Hewson's View: Climate action at last?

Way of the future: A wind farm near Hamilton, Victoria. Photo: John Carnemolla, Shutterstock.
Way of the future: A wind farm near Hamilton, Victoria. Photo: John Carnemolla, Shutterstock.

It is a commentary on the sad state of politics in this country, with the major parties obsessed with themselves, and in scoring points against each other, that an attempt to move on from the "Climate Wars" to real action on climate is now being led by the new independent member of Parliament, Zali Steggall, the Member for Warringah, by way of her proposed Climate Change Bill. Such a bill has been important in the UK, France, Germany, and New Zealand

The Bill proposes a national framework for mitigation and adaptation, the key elements of which are a legislated national commitment to net zero emissions by 2050; the establishment of an independent Climate Change Commission (CCC) to provide advice to government and crucial accountability; economy-wide emissions budgets and national plans for reducing greenhouse gas emissions; a national climate risk assessment; and transparent monitoring of progress against the plans.

The CCC is of fundamental importance in setting "pathways" for actions by all sectors in the transition to a low carbon society.
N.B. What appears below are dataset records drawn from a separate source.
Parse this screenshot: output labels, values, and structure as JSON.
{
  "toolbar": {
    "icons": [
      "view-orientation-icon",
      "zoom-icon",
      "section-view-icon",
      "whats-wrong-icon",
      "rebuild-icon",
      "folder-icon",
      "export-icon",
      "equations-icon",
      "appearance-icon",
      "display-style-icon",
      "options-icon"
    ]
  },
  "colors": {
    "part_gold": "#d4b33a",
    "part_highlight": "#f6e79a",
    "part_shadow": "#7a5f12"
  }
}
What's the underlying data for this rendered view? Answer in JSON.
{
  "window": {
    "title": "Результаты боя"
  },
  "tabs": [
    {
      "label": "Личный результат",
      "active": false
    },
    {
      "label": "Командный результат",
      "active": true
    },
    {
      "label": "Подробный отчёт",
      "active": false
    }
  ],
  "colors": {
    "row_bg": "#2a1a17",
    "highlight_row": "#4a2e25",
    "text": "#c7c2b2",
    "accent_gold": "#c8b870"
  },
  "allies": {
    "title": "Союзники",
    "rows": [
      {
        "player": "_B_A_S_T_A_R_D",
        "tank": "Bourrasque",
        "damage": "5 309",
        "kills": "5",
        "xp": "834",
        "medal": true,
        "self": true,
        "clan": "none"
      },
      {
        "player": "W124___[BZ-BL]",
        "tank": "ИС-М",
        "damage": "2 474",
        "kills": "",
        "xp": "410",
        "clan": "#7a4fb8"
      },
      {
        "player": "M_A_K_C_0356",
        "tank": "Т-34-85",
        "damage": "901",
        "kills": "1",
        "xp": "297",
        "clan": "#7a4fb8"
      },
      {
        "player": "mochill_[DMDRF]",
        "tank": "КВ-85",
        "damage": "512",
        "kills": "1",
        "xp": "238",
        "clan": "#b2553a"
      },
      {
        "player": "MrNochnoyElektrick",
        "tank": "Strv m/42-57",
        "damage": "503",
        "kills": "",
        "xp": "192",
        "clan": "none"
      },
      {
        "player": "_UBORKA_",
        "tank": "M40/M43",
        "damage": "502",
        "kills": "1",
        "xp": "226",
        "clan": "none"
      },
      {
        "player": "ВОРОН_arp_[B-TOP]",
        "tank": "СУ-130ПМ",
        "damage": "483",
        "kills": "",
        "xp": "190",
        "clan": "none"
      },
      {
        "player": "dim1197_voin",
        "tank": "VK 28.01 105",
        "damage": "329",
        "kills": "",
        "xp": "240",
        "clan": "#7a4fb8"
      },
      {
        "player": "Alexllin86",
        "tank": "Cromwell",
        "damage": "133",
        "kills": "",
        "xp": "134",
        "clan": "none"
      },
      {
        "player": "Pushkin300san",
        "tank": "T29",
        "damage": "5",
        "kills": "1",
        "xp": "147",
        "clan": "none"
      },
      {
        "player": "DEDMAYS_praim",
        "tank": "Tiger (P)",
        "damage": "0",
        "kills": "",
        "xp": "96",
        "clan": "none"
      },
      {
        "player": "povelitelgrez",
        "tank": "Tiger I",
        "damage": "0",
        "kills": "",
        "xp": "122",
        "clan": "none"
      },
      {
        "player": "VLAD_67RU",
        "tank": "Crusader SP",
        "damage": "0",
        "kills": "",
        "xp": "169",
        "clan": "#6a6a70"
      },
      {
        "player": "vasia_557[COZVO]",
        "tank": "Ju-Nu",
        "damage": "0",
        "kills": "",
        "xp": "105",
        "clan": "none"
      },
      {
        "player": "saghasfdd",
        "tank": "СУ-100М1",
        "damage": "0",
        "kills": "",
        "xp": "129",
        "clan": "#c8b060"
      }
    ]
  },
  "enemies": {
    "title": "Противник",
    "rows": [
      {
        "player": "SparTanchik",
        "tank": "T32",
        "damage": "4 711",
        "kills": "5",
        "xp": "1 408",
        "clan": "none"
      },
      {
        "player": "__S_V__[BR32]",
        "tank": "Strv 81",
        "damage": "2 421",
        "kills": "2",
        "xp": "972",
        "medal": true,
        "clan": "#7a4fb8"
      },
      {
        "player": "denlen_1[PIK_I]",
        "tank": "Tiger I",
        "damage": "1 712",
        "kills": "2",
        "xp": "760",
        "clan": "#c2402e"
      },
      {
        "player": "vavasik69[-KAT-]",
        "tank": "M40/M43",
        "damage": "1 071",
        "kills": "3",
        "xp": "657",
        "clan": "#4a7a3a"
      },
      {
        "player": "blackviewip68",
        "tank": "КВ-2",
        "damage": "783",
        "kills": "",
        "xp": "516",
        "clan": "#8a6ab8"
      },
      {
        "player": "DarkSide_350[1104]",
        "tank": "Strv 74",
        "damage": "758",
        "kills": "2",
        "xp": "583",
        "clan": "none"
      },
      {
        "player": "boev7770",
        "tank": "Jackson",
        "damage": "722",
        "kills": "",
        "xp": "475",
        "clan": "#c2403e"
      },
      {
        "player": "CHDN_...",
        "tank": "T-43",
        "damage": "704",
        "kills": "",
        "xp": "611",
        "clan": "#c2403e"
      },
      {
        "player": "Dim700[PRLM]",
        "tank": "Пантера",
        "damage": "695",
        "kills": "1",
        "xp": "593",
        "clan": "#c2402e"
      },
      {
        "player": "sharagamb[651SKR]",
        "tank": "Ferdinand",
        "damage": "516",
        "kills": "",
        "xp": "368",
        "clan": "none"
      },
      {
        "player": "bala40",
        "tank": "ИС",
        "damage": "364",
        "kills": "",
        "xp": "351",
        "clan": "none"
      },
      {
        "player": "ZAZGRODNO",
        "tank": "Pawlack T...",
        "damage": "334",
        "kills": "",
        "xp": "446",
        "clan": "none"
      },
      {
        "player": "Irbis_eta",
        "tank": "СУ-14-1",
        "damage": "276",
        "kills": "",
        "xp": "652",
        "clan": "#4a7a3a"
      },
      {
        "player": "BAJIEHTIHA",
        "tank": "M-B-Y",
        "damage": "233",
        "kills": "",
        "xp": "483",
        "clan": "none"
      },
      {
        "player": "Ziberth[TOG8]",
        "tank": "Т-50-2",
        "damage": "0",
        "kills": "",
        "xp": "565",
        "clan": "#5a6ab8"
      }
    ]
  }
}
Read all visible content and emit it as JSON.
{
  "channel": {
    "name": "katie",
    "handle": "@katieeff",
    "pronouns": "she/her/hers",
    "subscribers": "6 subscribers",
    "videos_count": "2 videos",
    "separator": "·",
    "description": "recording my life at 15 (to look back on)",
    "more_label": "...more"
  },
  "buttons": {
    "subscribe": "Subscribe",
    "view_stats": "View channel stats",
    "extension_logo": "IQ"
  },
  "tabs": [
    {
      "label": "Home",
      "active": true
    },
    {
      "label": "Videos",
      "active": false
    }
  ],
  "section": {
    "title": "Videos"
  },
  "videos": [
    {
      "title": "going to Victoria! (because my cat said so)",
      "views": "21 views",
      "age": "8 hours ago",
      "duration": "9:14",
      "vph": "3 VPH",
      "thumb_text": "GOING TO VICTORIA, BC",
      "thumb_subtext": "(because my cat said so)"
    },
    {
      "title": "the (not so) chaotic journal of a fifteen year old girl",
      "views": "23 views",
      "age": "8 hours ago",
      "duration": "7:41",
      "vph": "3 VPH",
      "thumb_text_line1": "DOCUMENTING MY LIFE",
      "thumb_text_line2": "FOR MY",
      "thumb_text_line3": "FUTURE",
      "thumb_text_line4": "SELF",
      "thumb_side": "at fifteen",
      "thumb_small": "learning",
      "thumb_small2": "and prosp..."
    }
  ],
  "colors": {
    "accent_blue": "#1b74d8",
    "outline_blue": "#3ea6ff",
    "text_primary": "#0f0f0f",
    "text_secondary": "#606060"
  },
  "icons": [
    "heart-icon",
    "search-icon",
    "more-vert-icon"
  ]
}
Business and the broader community want certainty about the nature of the transitions to be made in power, transport, agriculture, buildings, industrial processes, and so on, and of the various roles to be played, and support required.

For example, it is really quite incredible that two major power plants - Northern in South Australia, and Hazelwood in Victoria, have been closed in recent years with absolutely no transition strategies in place, leaving workers, ancillary businesses, and the broader regional communities in the lurch.

It is also very difficult to understand why the government set out to create anxiety, even fear, at the last election about what is an inevitable transition to electric vehicles - recall you were warned, "Bill Shorten will steal your ute, and your weekend"!

In these terms we stand in very sharp contrast to the Conservative Boris Johnson who has committed to ban all petrol and diesel driven vehicles in the UK by 2035. We also burn the second dirtiest fuel among OECD countries, and persist without a national fuel security strategy, and a tax system that discourages change.

It is also very difficult to understand why we haven't prepared better in our increasingly hot and dry continent where climate change will drive more bushfires and droughts with increasing frequency and intensity.

For example, why haven't we introduced a national scheme for regenerative agriculture, to make our soils much more drought resistant, whereby with simple changes to farming practices we can improve the carbon content of the soils, with considerable financial benefit to farmers, and ultimately with the prospect of net negative emissions from the sector?

It is essential that there is bipartisan support, but the opposition is yet to declare.

The Bill mandates that the government consider the advice and recommendations of the CCC in setting climate policy - if the advice is rejected, the government will have to report in detail as to why. The CCC will also have the power to review and report on government policy with no referral by the Minister. As such, it will have more power than the current Climate Change Authority and should work to reduce political influence.

It is also proposed that, on CCC advice, there be five-yearly emissions budgets, necessitating the government to provide, in consultation with business and the community, five-yearly emissions reduction plans, across all relevant sectors, one year in advance to allow for parliamentary debate and scrutiny.

The Bill also provides for the CCC to announce regular risk assessments to which government will need to respond, especially important given our susceptibility to climate impacts, and to regularly monitor and report on progress.

For this Bill to actually be accepted for parliamentary debate/vote the government needs to list it on the agenda. Most Private Members Bills don't get listed. Hence Zali has launched a social media campaign to build essential stakeholder/community support. The Business Council and important individuals such as Cannon-Brookes have already supported.

It is essential that there is bipartisan support, but the opposition is yet to declare.

The essence is to ensure a Conscience Vote to get all members to declare their position, to thereby be accountable to their constituents and children and grandchildren.

For Morrison the opportunity to support this Bill is a "Get Out of Jail Free" card on climate, given his appalling handling of the issue, the bush fires and the drought.

John Hewson is a professor at the Crawford School of Public Policy, ANU, and a former Liberal opposition leader.